Background Many guidelines recommend urgent intervention for patients with 2 or more transient ischaemic attacks (TIAs) within 7 days irrespective of ABCD2 score, perhaps in recognition of capsular warning syndrome (CWS). However, whether all patients with multiple TIAs are at high early risk of stroke is unknown.

Methods We studied clinical characteristics of all incident and recurrent TIAs and subsequent stroke in a population-based study (Oxford Vascular Study) from 2002 to 2009. Aetiology of TIA was categorised using the TOAST classification.

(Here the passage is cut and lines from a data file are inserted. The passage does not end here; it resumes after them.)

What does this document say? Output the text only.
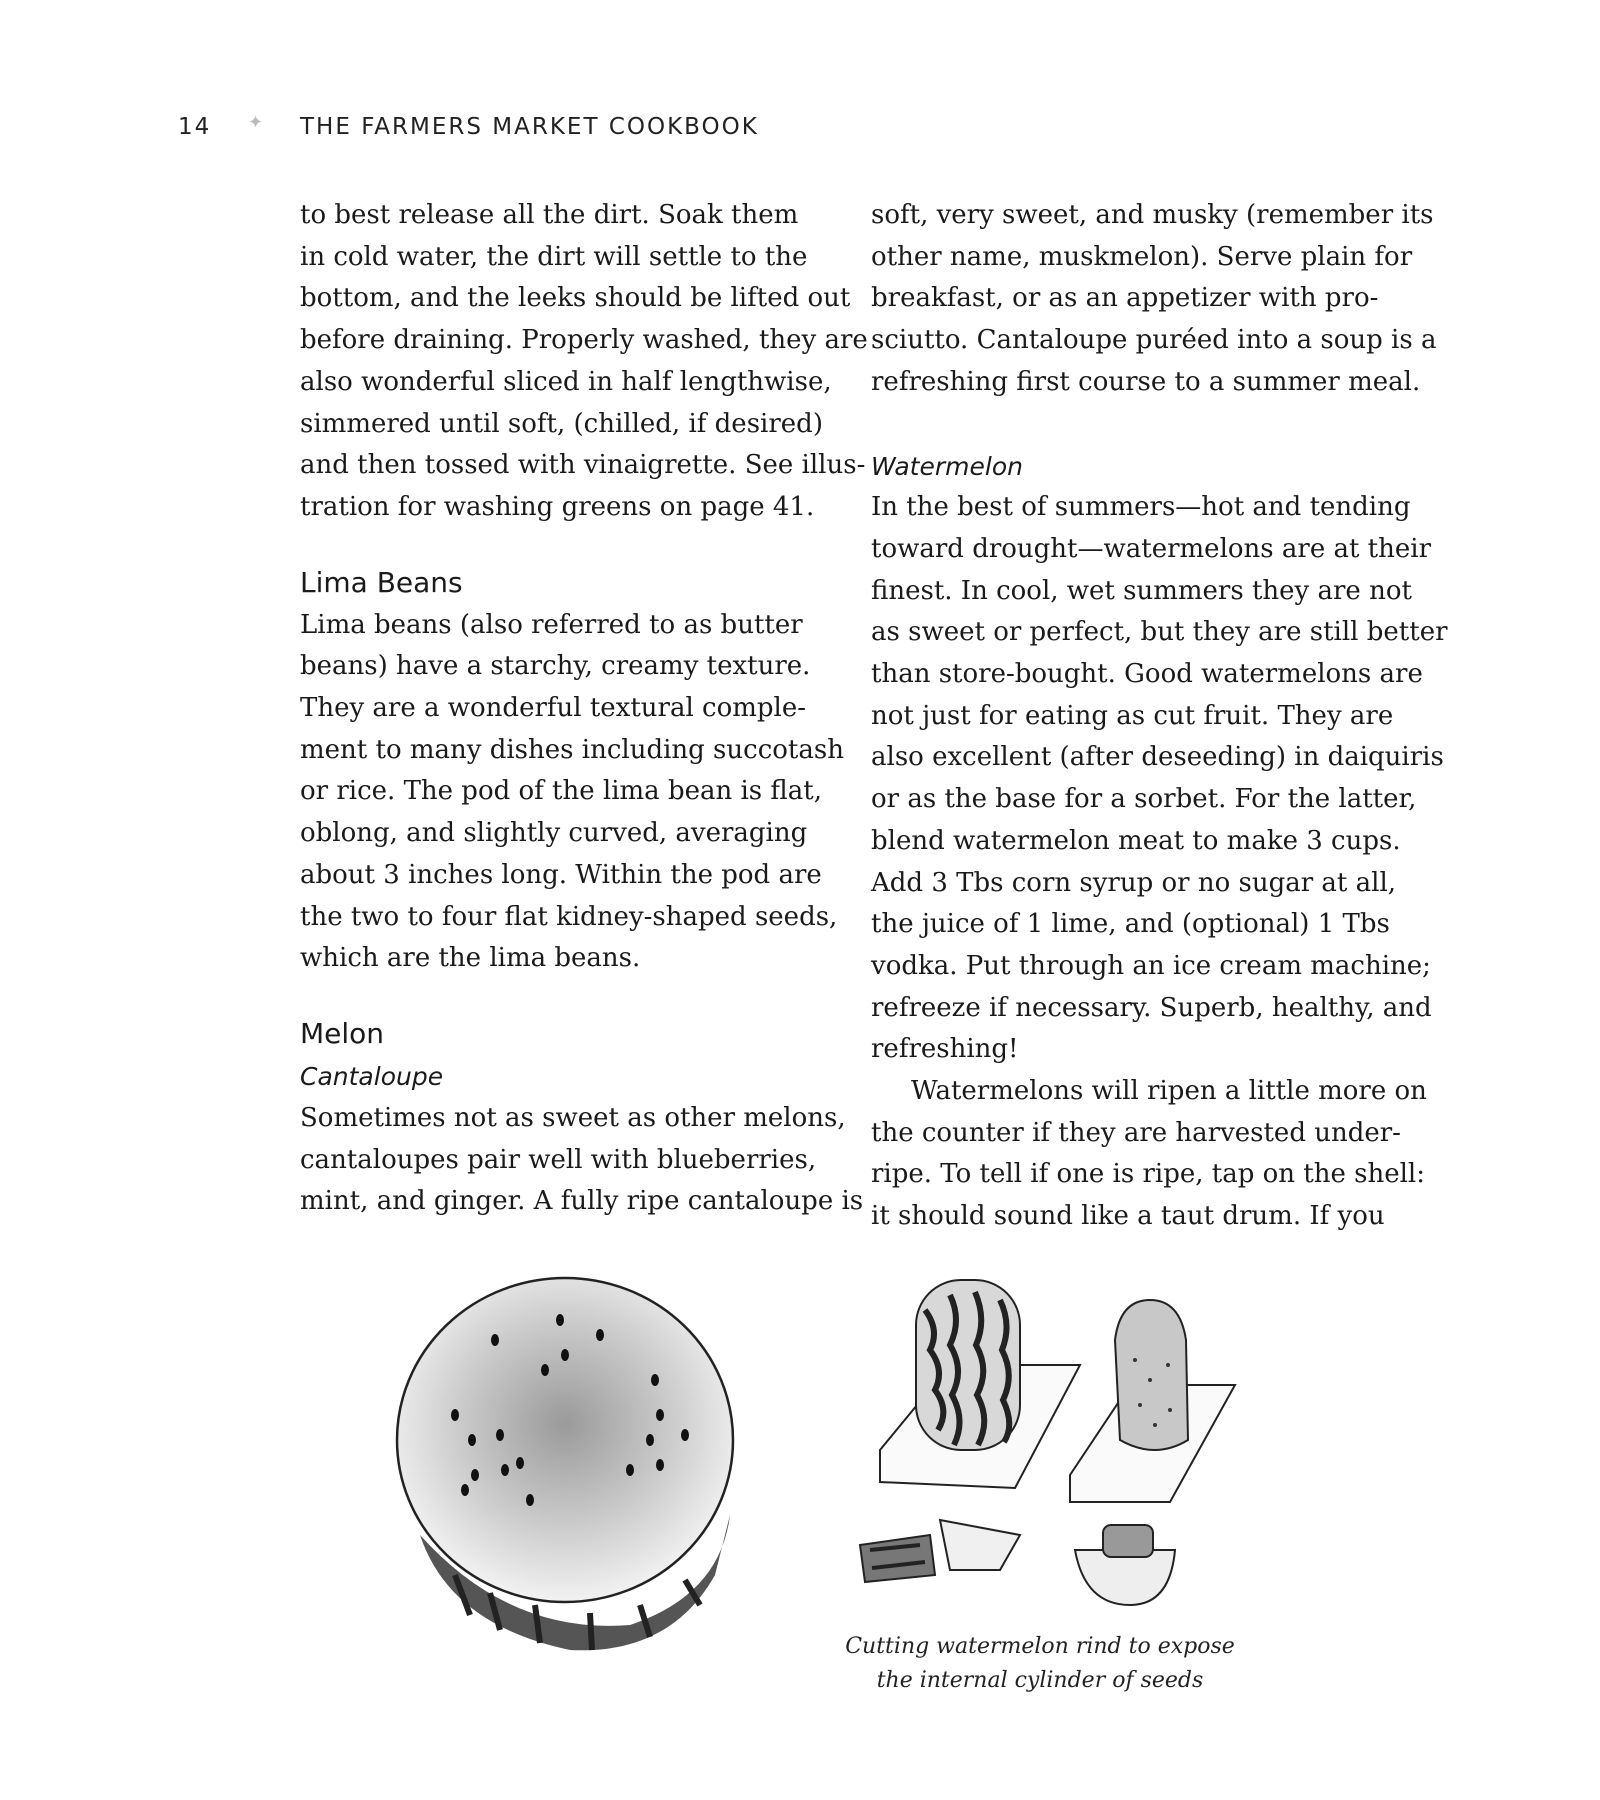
14 ✦ THE FARMERS MARKET COOKBOOK

to best release all the dirt. Soak them

in cold water, the dirt will settle to the

bottom, and the leeks should be lifted out

before draining. Properly washed, they are

also wonderful sliced in half lengthwise,

simmered until soft, (chilled, if desired)

and then tossed with vinaigrette. See illus-

tration for washing greens on page 41.

Lima Beans

Lima beans (also referred to as butter

beans) have a starchy, creamy texture.

They are a wonderful textural comple-

ment to many dishes including succotash

or rice. The pod of the lima bean is flat,

oblong, and slightly curved, averaging

about 3 inches long. Within the pod are

the two to four flat kidney-shaped seeds,

which are the lima beans.

Melon

Cantaloupe

Sometimes not as sweet as other melons,

cantaloupes pair well with blueberries,

mint, and ginger. A fully ripe cantaloupe is

soft, very sweet, and musky (remember its

other name, muskmelon). Serve plain for

breakfast, or as an appetizer with pro-

sciutto. Cantaloupe puréed into a soup is a

refreshing first course to a summer meal.

Watermelon

In the best of summers—hot and tending

toward drought—watermelons are at their

finest. In cool, wet summers they are not

as sweet or perfect, but they are still better

than store-bought. Good watermelons are

not just for eating as cut fruit. They are

also excellent (after deseeding) in daiquiris

or as the base for a sorbet. For the latter,

blend watermelon meat to make 3 cups.

Add 3 Tbs corn syrup or no sugar at all,

the juice of 1 lime, and (optional) 1 Tbs

vodka. Put through an ice cream machine;

refreeze if necessary. Superb, healthy, and

refreshing!

Watermelons will ripen a little more on

the counter if they are harvested under-

ripe. To tell if one is ripe, tap on the shell:

it should sound like a taut drum. If you

Cutting watermelon rind to expose
the internal cylinder of seeds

Results Of 703 patients with TIA, 105 had a further TIA within 7 days (70 within 24 h). Subsequent risks of stroke in these patients at 7, 30 and 90 days after the second TIA were 11.4%, 13.3% and 14.3% respectively, which were similar to those after a single TIA (7 day risk: 12/105 vs 57/598 p=0.67). The risk of stroke at 7 days was highest after recurrent TIAs of small vessel origin (7/17 vs 5/88, OR 11.62, 95% CI 2.6 to 53.9, p=0.00003). Of these seven cases with stroke following recurrent small vessel TIA, all had the recurrent TIA within 24 h after the first TIA, and the subsequent stroke occurred within 24 h of the second TIA in five, consistent with CWS. The ABCD2 score of the second TIA was six in four cases and ≥4 in six of the seven cases.

Conclusions Recurrent TIA within 7 days is not associated with a greater stroke risk than after a single TIA, other than in the CWS. The ABCD2 score appropriately classifies these high-risk small vessel TIAs.